Iga Świątek już długo współpracuje ze swoim obecnym sztabem szkoleniowym i każda zmiana w jego składzie personalnym byłaby niemałą sensacją. Tymczasem po porażce w US Open i utracie liderskiej pozycji w rankingu WTA pojawiają się głosy o konieczności korekt, a nawet rewolucji. Głos w tej sprawie zabiera Maciej Synówka i studzi zapędy. Jego zdaniem należy zachować spokój. “Nie widzę powodów do zmian” – rzuca i wyjaśnia, o co chodzi.
Iga Świątek nie obroniła tytułu mistrzyni US Open wywalczonego przed rokiem, a opadnięcie z turnieju przypłaciła utratą pierwszego miejsca w rankingu WTA. Musiała uznać wyższość Aryny Sabalenki, która dotarła do finału nowojorskiego Wielkiego Szlema.

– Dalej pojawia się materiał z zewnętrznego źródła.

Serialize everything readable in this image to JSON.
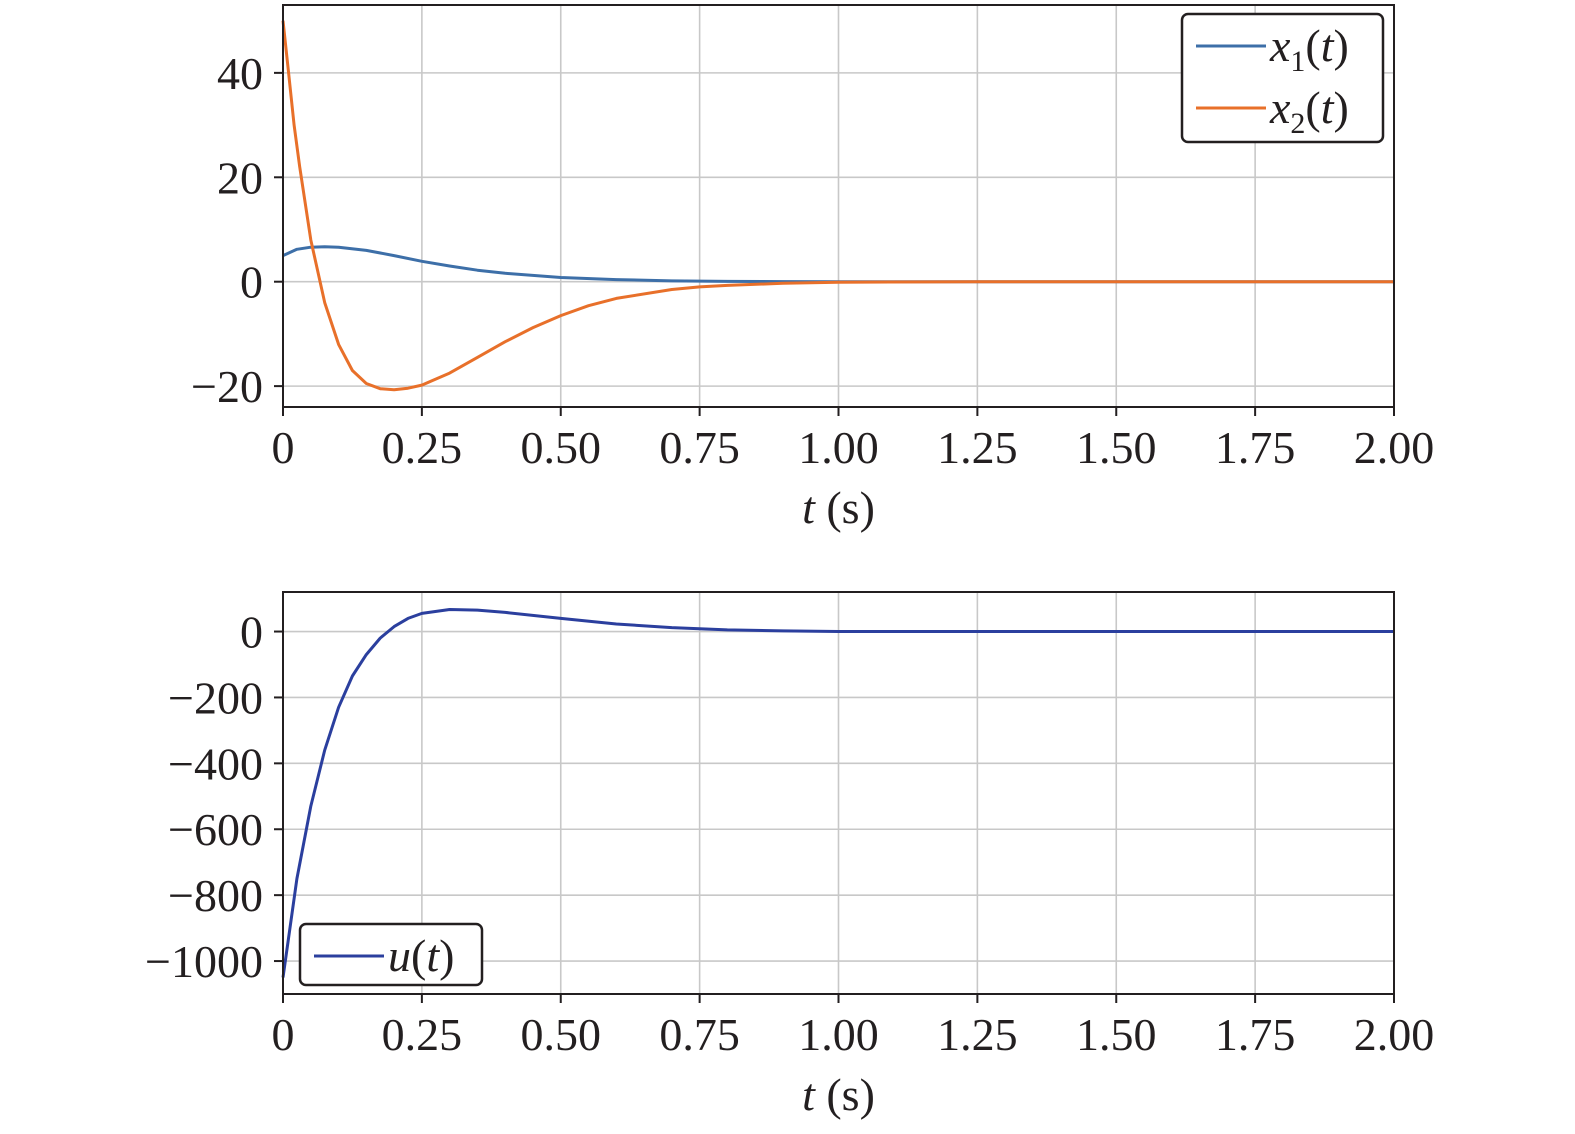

Co prawda w ostatecznym starciu uległa Coco Gauff, ale i tak wypracowała dość solidną przewagę nad Polką. Różnica między oboma tenisistkami wynosi obecnie 1071 punktów.
Niebawem Iga będzie miała szansę nieco zmniejszyć dystans. Weźmie udział w turniejach w Guadalajarze i Tokio. Natomiast nawet, jeśli oba wygra, i tak nie wyprzedzi Białorusinki. I to mimo że rywalka jeszcze nie zamierza wracać na kort.
Niewykluczone, że całkiem niebawem może też dojść do zmiany w sztabie szkoleniowym Świątek. Dołączy do niego ktoś nowy? Tego oczekiwałby pierwszy trener Igi, Artur Szostaczko. Jego zdaniem skład z Tomaszem Wiktorowskim, Maciejem Ryszczukiem i Darią Abramowicz potrzebuje kogoś, kto dopełni format.